B: Along the same lines; Does the culture of the organisations accept employees from other depts coming in a telling the HoD what he's doing wrong. This might seem a strange comment to make if you're sitting in America, but there are some cultures who simply cannot accept this level of openness and bypassing of heirarchies. This is something that i find very often in Germany. Again in this siutation a 3rd part Auditor is likely to be more effective.

I could go on about this topic, in general i beleive that using your own trained Internal Auditors is the best route, its just simply not option open to some companies becuase of the above reasons.

Hope that makes sense

Andy B


Fully vaccinated are you?
Andy, I believe you are correct. However, the reality that I have experienced is that those ideal conditions rarely exist. Even in large companies.

Once a company hits 150 or more employees doing its own internal audits begins to make sense. But in a company with 60 employees it is seldom the case where there are emloyees with the time to be involved to the extent necessary. Most of the time in these small companies it is hard enough to find time to get the daily work done, much less plan and carry out audits. It is often difficult to even get employees to hold still long enough to be audited.

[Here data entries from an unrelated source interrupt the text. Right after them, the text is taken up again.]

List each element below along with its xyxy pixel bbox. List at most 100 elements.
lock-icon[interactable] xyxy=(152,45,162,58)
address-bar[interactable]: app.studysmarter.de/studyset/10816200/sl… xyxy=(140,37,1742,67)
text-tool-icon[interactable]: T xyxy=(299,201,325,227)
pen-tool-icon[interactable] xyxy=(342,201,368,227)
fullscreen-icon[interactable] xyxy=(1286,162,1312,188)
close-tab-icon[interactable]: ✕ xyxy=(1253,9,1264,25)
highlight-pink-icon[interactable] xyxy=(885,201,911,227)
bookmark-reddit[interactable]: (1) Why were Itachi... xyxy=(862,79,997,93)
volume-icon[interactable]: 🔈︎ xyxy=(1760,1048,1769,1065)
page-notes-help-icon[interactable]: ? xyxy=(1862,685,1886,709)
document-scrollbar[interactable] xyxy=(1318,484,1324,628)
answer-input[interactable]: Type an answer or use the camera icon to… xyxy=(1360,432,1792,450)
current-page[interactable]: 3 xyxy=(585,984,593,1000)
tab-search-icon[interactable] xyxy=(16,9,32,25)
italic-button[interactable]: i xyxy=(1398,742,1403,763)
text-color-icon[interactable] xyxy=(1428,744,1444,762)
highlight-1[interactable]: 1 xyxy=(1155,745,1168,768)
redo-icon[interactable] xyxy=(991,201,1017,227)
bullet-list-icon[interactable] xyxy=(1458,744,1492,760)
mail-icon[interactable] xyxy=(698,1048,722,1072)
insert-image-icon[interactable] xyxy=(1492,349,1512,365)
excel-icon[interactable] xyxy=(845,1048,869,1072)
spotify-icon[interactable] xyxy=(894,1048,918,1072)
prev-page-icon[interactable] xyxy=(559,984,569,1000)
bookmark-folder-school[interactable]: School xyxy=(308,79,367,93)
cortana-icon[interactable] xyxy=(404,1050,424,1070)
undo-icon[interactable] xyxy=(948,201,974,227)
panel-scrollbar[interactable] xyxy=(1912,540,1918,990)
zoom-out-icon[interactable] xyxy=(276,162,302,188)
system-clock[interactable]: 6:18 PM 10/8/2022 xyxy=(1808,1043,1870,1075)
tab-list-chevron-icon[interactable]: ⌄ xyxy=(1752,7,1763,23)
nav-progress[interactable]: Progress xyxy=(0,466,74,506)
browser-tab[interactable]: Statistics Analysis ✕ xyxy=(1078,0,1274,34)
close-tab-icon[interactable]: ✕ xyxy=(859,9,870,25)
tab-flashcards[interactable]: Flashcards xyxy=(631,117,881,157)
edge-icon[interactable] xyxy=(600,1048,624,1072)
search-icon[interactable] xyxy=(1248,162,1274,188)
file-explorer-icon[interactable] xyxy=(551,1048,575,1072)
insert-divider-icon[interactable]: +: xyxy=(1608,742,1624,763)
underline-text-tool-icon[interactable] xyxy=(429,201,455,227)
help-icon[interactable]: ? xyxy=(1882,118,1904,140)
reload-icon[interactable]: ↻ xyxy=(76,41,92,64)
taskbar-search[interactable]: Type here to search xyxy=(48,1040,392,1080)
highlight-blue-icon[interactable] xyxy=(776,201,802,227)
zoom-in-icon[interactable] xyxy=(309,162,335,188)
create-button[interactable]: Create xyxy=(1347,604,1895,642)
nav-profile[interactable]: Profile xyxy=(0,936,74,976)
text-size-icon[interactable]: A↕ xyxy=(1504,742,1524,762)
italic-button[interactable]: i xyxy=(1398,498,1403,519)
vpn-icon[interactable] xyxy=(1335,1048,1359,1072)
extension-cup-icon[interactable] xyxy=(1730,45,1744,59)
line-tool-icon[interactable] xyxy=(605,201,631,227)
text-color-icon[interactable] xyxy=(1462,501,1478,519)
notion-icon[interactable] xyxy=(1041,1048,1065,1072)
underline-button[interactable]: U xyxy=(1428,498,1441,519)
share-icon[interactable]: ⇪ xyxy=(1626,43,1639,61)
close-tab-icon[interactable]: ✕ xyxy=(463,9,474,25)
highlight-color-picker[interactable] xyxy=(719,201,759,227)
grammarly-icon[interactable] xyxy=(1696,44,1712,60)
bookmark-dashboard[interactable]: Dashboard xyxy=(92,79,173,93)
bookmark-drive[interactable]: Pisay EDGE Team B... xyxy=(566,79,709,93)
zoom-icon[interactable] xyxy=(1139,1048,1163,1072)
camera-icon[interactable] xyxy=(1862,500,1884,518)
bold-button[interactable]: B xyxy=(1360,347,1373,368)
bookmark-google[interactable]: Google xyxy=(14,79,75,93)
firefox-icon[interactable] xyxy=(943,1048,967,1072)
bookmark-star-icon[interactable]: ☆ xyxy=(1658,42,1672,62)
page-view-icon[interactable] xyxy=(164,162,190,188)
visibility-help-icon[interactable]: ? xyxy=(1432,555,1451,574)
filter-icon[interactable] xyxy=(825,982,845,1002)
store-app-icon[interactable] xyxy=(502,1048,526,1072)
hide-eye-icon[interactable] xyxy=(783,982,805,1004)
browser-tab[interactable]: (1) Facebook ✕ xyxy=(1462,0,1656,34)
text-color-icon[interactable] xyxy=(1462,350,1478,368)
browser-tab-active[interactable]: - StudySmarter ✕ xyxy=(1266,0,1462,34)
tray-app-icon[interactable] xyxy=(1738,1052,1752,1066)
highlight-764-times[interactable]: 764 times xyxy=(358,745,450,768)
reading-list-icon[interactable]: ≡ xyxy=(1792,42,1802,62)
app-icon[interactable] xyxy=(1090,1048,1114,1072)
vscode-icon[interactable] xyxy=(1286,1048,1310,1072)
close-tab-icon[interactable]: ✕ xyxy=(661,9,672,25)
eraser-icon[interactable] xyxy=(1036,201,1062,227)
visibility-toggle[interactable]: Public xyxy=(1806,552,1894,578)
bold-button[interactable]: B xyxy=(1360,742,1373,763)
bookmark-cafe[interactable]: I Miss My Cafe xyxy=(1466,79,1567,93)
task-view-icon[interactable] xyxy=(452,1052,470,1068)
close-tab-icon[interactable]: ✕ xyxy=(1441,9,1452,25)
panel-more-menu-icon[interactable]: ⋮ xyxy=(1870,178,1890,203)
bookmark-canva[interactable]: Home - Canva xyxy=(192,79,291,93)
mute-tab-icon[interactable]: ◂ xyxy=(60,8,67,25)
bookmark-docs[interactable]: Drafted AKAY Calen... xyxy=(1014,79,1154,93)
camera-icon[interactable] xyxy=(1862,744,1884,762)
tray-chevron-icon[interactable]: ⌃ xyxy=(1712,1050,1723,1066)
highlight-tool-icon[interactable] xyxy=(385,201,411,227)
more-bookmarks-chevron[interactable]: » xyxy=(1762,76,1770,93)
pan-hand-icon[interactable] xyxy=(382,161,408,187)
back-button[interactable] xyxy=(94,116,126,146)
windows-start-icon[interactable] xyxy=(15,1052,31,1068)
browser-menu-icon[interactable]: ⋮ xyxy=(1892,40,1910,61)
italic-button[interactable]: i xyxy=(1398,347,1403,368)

I did some internal audits for a large multi-national at a facility with several hundred employees. All I heard was "The supervisor had some problems and won't be able to attend this audit." Or "...the guy you need to talk to is in the middle of an emergency so we can't get that information..." Many times it's hard just to get many companies to take internal audits seriously. This was a QS9000 registered facility, by the way, which hadn't done any internal audits in over a year yet still 'Passed' a UL surveilance audit... In fact, internal audits was cited during the previous UL audit. They had done none - but they did 'revise their schedule'. But my disgust of the 'special' treatment large accounts get from many registrars is getting in the way.

I contend that if a company really wants to do their own internal audits, they have a lot to think about. Often it turns out to be one of those things that sounds good until you try to implement it and keep it going.